Water flows downhill naturally and, over time, will make a river change from one path to another. As sediment moved and elevations changed over the last 7 millennia, the Mississippi River has emptied into several historic delta complexes: Maringouin, Teche, St. Bernard, Lafourche, Plaquemines-Balize, and Atchafalaya. Each of the deltas built up part of Louisiana’s coast to what we see today, but now that natural process has been interrupted . After the great Mississippi flood of 1927 that caused $1 billion worth of damages (almost $1 trillion in today’s dollars), the US Army Corps of Engineers built the world’s longest levee system under the Flood Control Act of 1928. The Levee system was constructed to reduce flood damages and allow for more control of the Mississippi .

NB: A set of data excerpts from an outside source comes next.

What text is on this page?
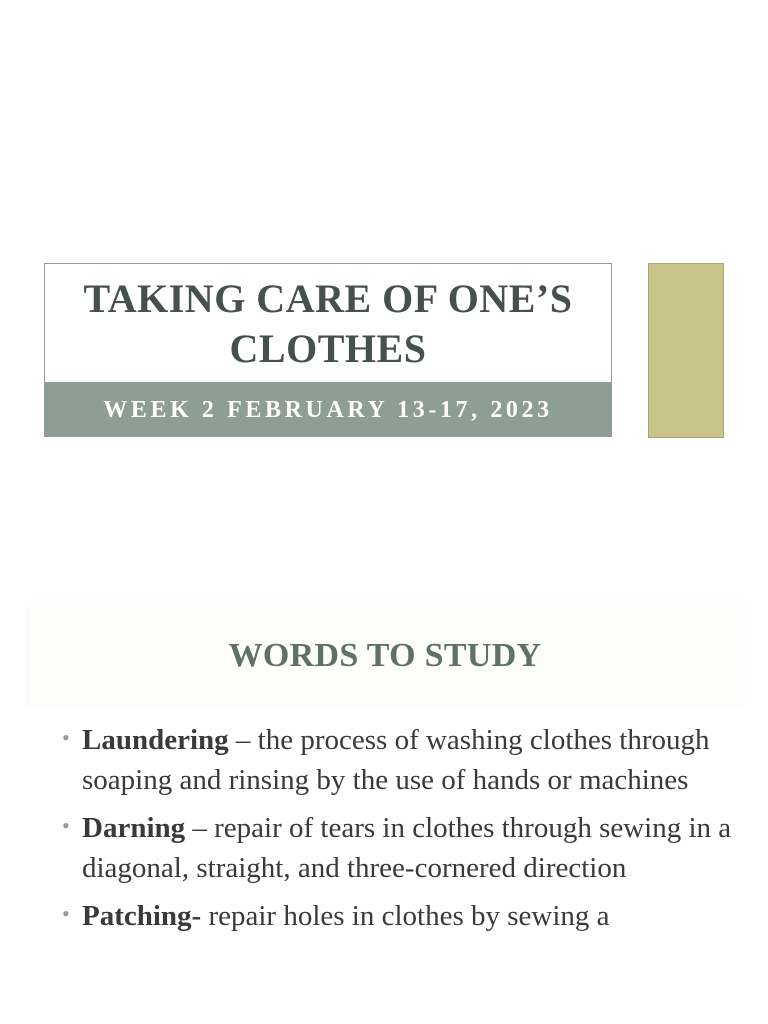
TAKING CARE OF ONE’S CLOTHES
WEEK 2 FEBRUARY 13-17, 2023
WORDS TO STUDY
• Laundering – the process of washing clothes through soaping and rinsing by the use of hands or machines
• Darning – repair of tears in clothes through sewing in a diagonal, straight, and three-cornered direction
• Patching- repair holes in clothes by sewing a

Image 1: Historic Deltas of the Mississippi River
An unforeseen and unfavorable side effect to taming the river was that all the water is kept moving too quickly to deposit sediment, and now sediment is lost to the Gulf of Mexico rather than deposited into our coastal wetlands . Our Louisiana coastline is dependent on new sediment to nourish wetland ecosystems. Without sediment delivery, there is no material for natural land gain or replenishment, which will continue to contribute to our retreating coastline. The solution is not as simple as removing the levee system, however, since so much of Louisiana is populated now, and removing the levees containing the Mississippi would displace millions of residents from their homes. Instead, CWPPRA and our partners in restoration use man-made systems to create marsh, nourish wetlands, and maintain hydrologic connectivity so that we can protect and restore Louisiana’s coast.